Liquid Injection Molding (LIM) is a method in which liquid silicone rubber (LSR) is injected under pressures into a heated mould, filling the cavity entirely before hardening into a solid object that is then expelled from the mould. Compression mold silicon products Apart from the feature that LSR is a thermoset polymer, this procedure is nearly comparable to injection molding of polyester.
This implies that the mould must be heated (rather than chilled, as with thermoplastic polymers) so that the silicone is permanently cured in a process known as vulcanization. The component will not dissolve back into a liquid state once it has been cured.
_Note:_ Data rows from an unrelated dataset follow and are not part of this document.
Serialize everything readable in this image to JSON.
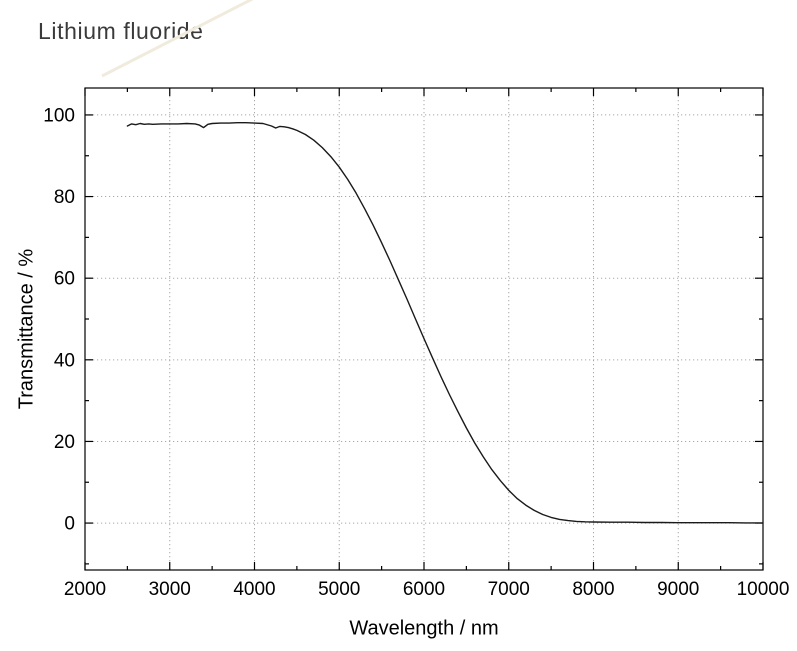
{
  "page": {
    "background": "#ffffff"
  },
  "chart_data": {
    "type": "line",
    "title": "Lithium fluoride",
    "xlabel": "Wavelength / nm",
    "ylabel": "Transmittance / %",
    "xlim": [
      2000,
      10000
    ],
    "ylim": [
      -11.5,
      106.6
    ],
    "xticks": [
      2000,
      3000,
      4000,
      5000,
      6000,
      7000,
      8000,
      9000,
      10000
    ],
    "yticks": [
      0,
      20,
      40,
      60,
      80,
      100
    ],
    "x_minor_step": 500,
    "y_minor_step": 10,
    "grid": true,
    "grid_color": "#a8a8a8",
    "axis_color": "#000000",
    "line_color": "#1a1a1a",
    "legend": "none",
    "series": [
      {
        "name": "transmittance",
        "x": [
          2500,
          2550,
          2600,
          2650,
          2700,
          2750,
          2800,
          2900,
          3000,
          3100,
          3200,
          3300,
          3350,
          3400,
          3450,
          3500,
          3600,
          3700,
          3800,
          3900,
          4000,
          4100,
          4200,
          4250,
          4300,
          4350,
          4400,
          4450,
          4500,
          4600,
          4700,
          4800,
          4900,
          5000,
          5100,
          5200,
          5300,
          5400,
          5500,
          5600,
          5700,
          5800,
          5900,
          6000,
          6100,
          6200,
          6300,
          6400,
          6500,
          6600,
          6700,
          6800,
          6900,
          7000,
          7100,
          7200,
          7300,
          7400,
          7500,
          7600,
          7700,
          7800,
          7900,
          8000,
          8200,
          8400,
          8600,
          8800,
          9000,
          9200,
          9400,
          9600,
          9800,
          10000
        ],
        "y": [
          97.3,
          97.8,
          97.6,
          97.9,
          97.7,
          97.8,
          97.7,
          97.8,
          97.8,
          97.8,
          97.9,
          97.8,
          97.5,
          96.9,
          97.7,
          97.9,
          98.0,
          98.0,
          98.1,
          98.1,
          98.0,
          97.9,
          97.3,
          96.8,
          97.2,
          97.1,
          96.9,
          96.6,
          96.2,
          95.2,
          93.8,
          92.0,
          89.8,
          87.2,
          84.2,
          80.8,
          77.0,
          73.0,
          68.7,
          64.2,
          59.5,
          54.8,
          50.0,
          45.2,
          40.5,
          35.9,
          31.5,
          27.3,
          23.3,
          19.6,
          16.2,
          13.1,
          10.4,
          8.0,
          6.0,
          4.4,
          3.1,
          2.1,
          1.4,
          0.9,
          0.6,
          0.4,
          0.3,
          0.25,
          0.2,
          0.2,
          0.15,
          0.15,
          0.1,
          0.1,
          0.1,
          0.1,
          0.05,
          0.05
        ]
      }
    ]
  }
}
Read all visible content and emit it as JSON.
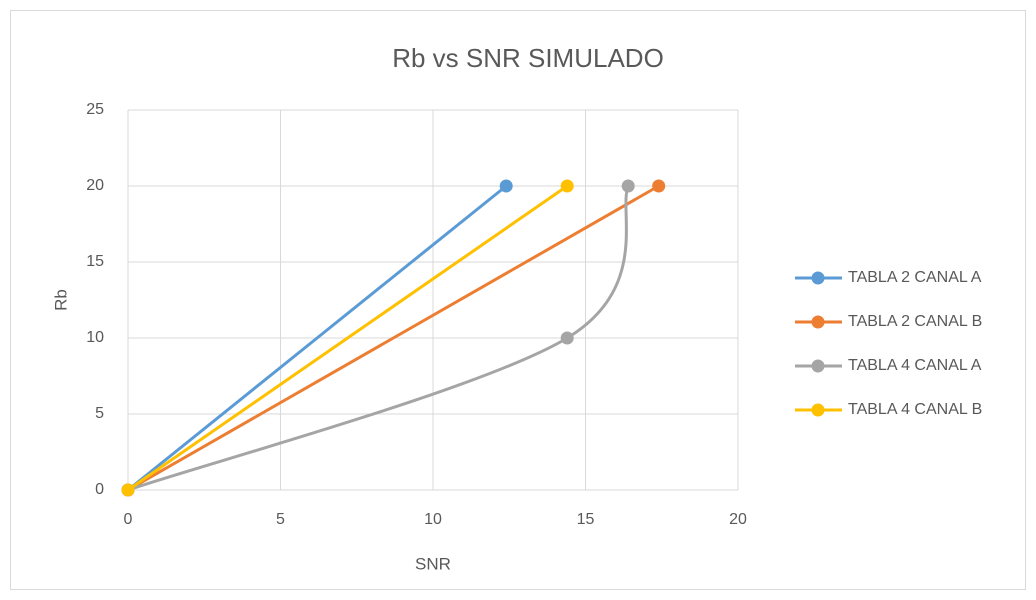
{
  "chart_data": {
    "type": "scatter-smooth",
    "title": "Rb vs SNR SIMULADO",
    "xlabel": "SNR",
    "ylabel": "Rb",
    "xlim": [
      0,
      20
    ],
    "xticks": [
      0,
      5,
      10,
      15,
      20
    ],
    "ylim": [
      0,
      25
    ],
    "yticks": [
      0,
      5,
      10,
      15,
      20,
      25
    ],
    "grid": true,
    "legend": "right",
    "series": [
      {
        "name": "TABLA 2 CANAL A",
        "color": "#5b9bd5",
        "x": [
          0,
          12.4
        ],
        "values": [
          0,
          20
        ]
      },
      {
        "name": "TABLA 2 CANAL B",
        "color": "#ed7d31",
        "x": [
          0,
          17.4
        ],
        "values": [
          0,
          20
        ]
      },
      {
        "name": "TABLA 4 CANAL A",
        "color": "#a5a5a5",
        "x": [
          0,
          14.4,
          16.4
        ],
        "values": [
          0,
          10,
          20
        ]
      },
      {
        "name": "TABLA 4 CANAL B",
        "color": "#ffc000",
        "x": [
          0,
          14.4
        ],
        "values": [
          0,
          20
        ]
      }
    ]
  }
}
This temperature zone reversal also implies that LIM uses “cold decking” rather than “hot tracks” to save material and minimise development cycles.
Shaping by transfer
Transfer molding is a procedure that is similar to injection molding in many ways, including the use of a heated mould cavity, sprue passages, and an external actuator that forces the melted metal into a mold. In transference molding, the material to be moulded is placed in an open container (called the pot) (which can start as either a solid or liquid). The substance is then pushed and squeezed into the mould, which is attached to the pot through channels.
To fill the mould, transfer molding often employs higher pressures than injection molding. Another distinction is that, unlike LIM and plastic injection molding, the mould casting materials may start the process as a solidified.
Casting by compression
Compression molding would ensue if the pot in the transfer molding process was removed and the upper half of the heated mould replaced the plunger. In contrast to injection molding and transfer molding, which both force the moulded material into the cavity, compression molding presses the heated cavity onto the material.
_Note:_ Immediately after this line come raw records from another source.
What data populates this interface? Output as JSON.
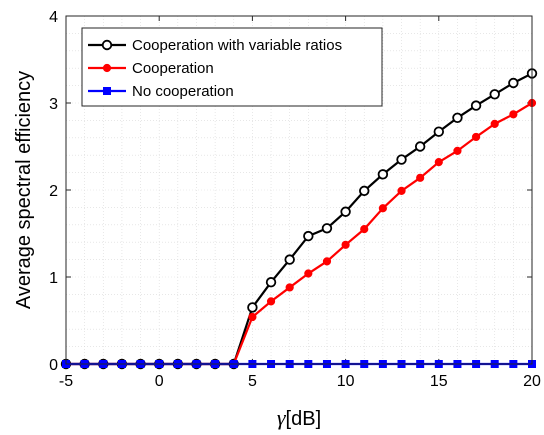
{
  "chart_data": {
    "type": "line",
    "xlabel_symbol": "γ",
    "xlabel_unit": "[dB]",
    "ylabel": "Average spectral efficiency",
    "xlim": [
      -5,
      20
    ],
    "ylim": [
      0,
      4
    ],
    "xticks": [
      -5,
      0,
      5,
      10,
      15,
      20
    ],
    "yticks": [
      0,
      1,
      2,
      3,
      4
    ],
    "grid": true,
    "legend_position": "top-left",
    "x": [
      -5,
      -4,
      -3,
      -2,
      -1,
      0,
      1,
      2,
      3,
      4,
      5,
      6,
      7,
      8,
      9,
      10,
      11,
      12,
      13,
      14,
      15,
      16,
      17,
      18,
      19,
      20
    ],
    "series": [
      {
        "name": "Cooperation with variable ratios",
        "color": "#000000",
        "marker": "open-circle",
        "values": [
          0,
          0,
          0,
          0,
          0,
          0,
          0,
          0,
          0,
          0,
          0.65,
          0.94,
          1.2,
          1.47,
          1.56,
          1.75,
          1.99,
          2.18,
          2.35,
          2.5,
          2.67,
          2.83,
          2.97,
          3.1,
          3.23,
          3.34
        ]
      },
      {
        "name": "Cooperation",
        "color": "#ff0000",
        "marker": "filled-circle",
        "values": [
          0,
          0,
          0,
          0,
          0,
          0,
          0,
          0,
          0,
          0,
          0.54,
          0.72,
          0.88,
          1.04,
          1.18,
          1.37,
          1.55,
          1.79,
          1.99,
          2.14,
          2.32,
          2.45,
          2.61,
          2.76,
          2.87,
          3.0
        ]
      },
      {
        "name": "No cooperation",
        "color": "#0000ff",
        "marker": "square",
        "values": [
          0,
          0,
          0,
          0,
          0,
          0,
          0,
          0,
          0,
          0,
          0,
          0,
          0,
          0,
          0,
          0,
          0,
          0,
          0,
          0,
          0,
          0,
          0,
          0,
          0,
          0
        ]
      }
    ]
  }
}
The molding material in transfer molding and LIM is thermoset elastomers such as silicone. The mould provides heat for synthetic rubber, and the material is frequently preheated as well. When compared to other processes, compression molding excels in manufacturing big components at a cheap cost and with less waste in high-volume production
Parts produced by the three molding procedures discussed above do not have to be constructed entirely of a single material. A composite object with a plastic or silicone covering moulded over part or all of a different material is typically highly desired. One example of such over molding is silicone grasping regions on steel surgical tools.
Over molded items are often made in two (or more) steps, with each layer requiring a distinct molding process. Given that not all combinations of rubber compounds, thermosetting, and metals are conceivable, OEMs must carefully evaluate the material compatibility of the materials they seek to mix. Overall, there are minimal impediments, with the ingenuity of the OEM’s design team serving as the limiting constraint.
RTV casting, a low-cost method of producing tiny volumes of components, replicates characteristic properties and other fine characteristics. Additionally, because silicones have excellent heat and chemical stability, RTV moulds may be used to cast low melting point metals, epoxy resins, beeswax, and limestone without the use of a mould release agent.